I passed by all those wonderful signs in Pittsburgh. I saw ads for Gay Pride events here in Kalamazoo. I think about how impossible this stuff seemed in the 70s and 80s, about going to events with my mom and being so scared, so so scared I might be seen on the news, that it might get back to my dad that I was at a gay rights march. I think about her being so scared at the threat from a lover of outing my mom in the news and ensuring she would never see my brother or me again. I think about the bits of the Pittsburgh Gay Pride event I saw last year - people wearing wildly inappropriate outfits, kissing their lovers, with no fear of violence.
I think about stories like what happened at The UpStairs Lounge massacre in 1973.
I think about the fact that being gay- being LGBT - still means, in so many places, that you can't get legally married...and if you can, you still don't have a marriage recognized by the US that would allow your spouse US citizenship. (But there's hope on that front).

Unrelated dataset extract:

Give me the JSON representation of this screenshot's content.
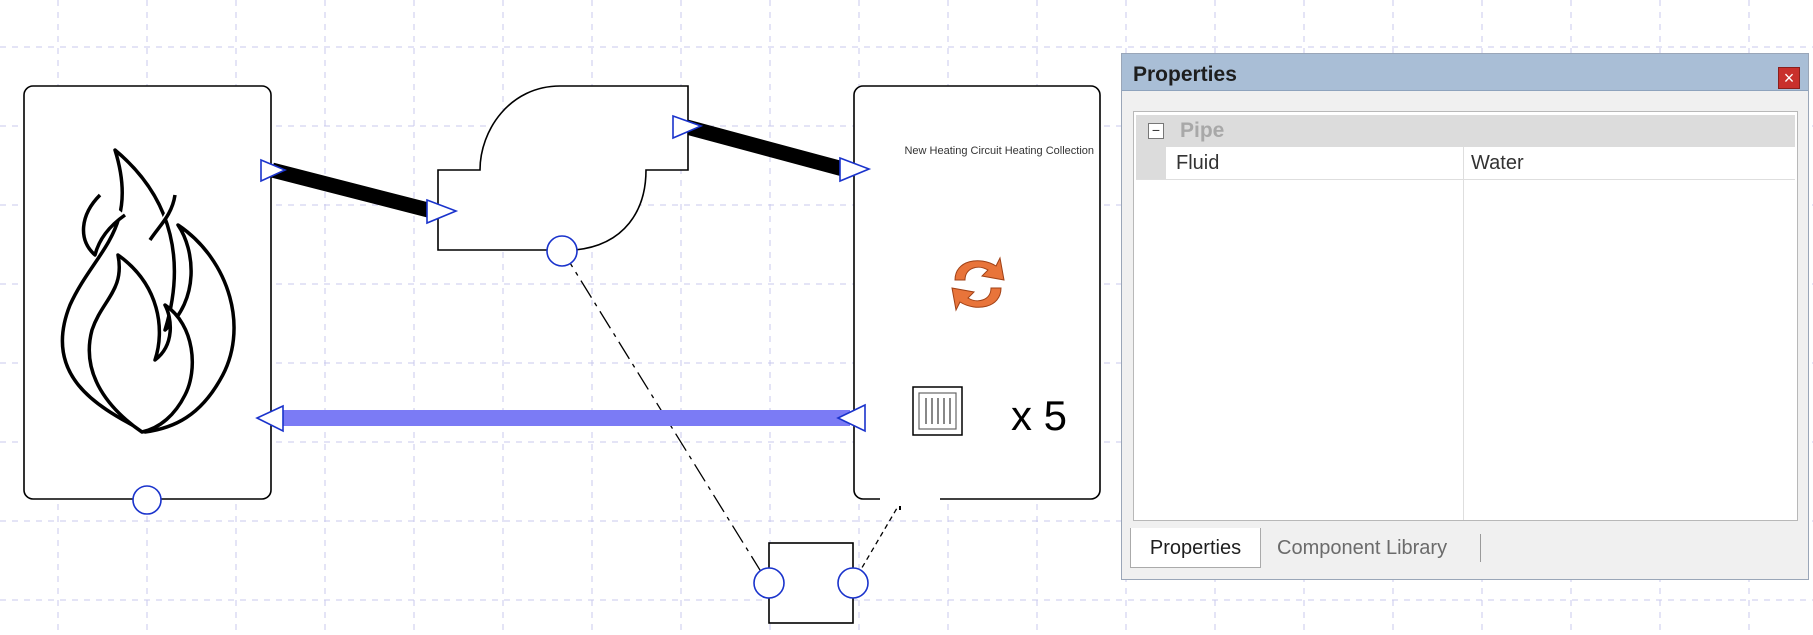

Being LGBT often means people will assume you are a pedofile, you are a poor choice in parenting material, your desire to marry the person you love means you secretly want to marry your pets..
When you really look at what people still say, still believe, today, it's beyond insulting.
But. When you look at what people still say, what people still do, what the political parties in this country are still pushing in their agendas..have we come that far from burning a group of gay Christians - their friends, their parents, their guests - in a bar?
How do we make it so this doesn't happen again?
How do we keep moving forward and ensuring that gay and lesbian and bisexual and transgendered stops meaning "less than"?
I walked down that street in Pittsburgh last month, and I had all kinds of thoughts and emotions about those bold as hell banners. And part of me was a little scared, and most of me was "HELL YES." Because all of me still hurts that my mother still can't legally marry her partner, can't have the same rights my husband and I do.
We keep moving forward. We keep showing what the faces of GLBT actually look like, what kinds of people we actually are.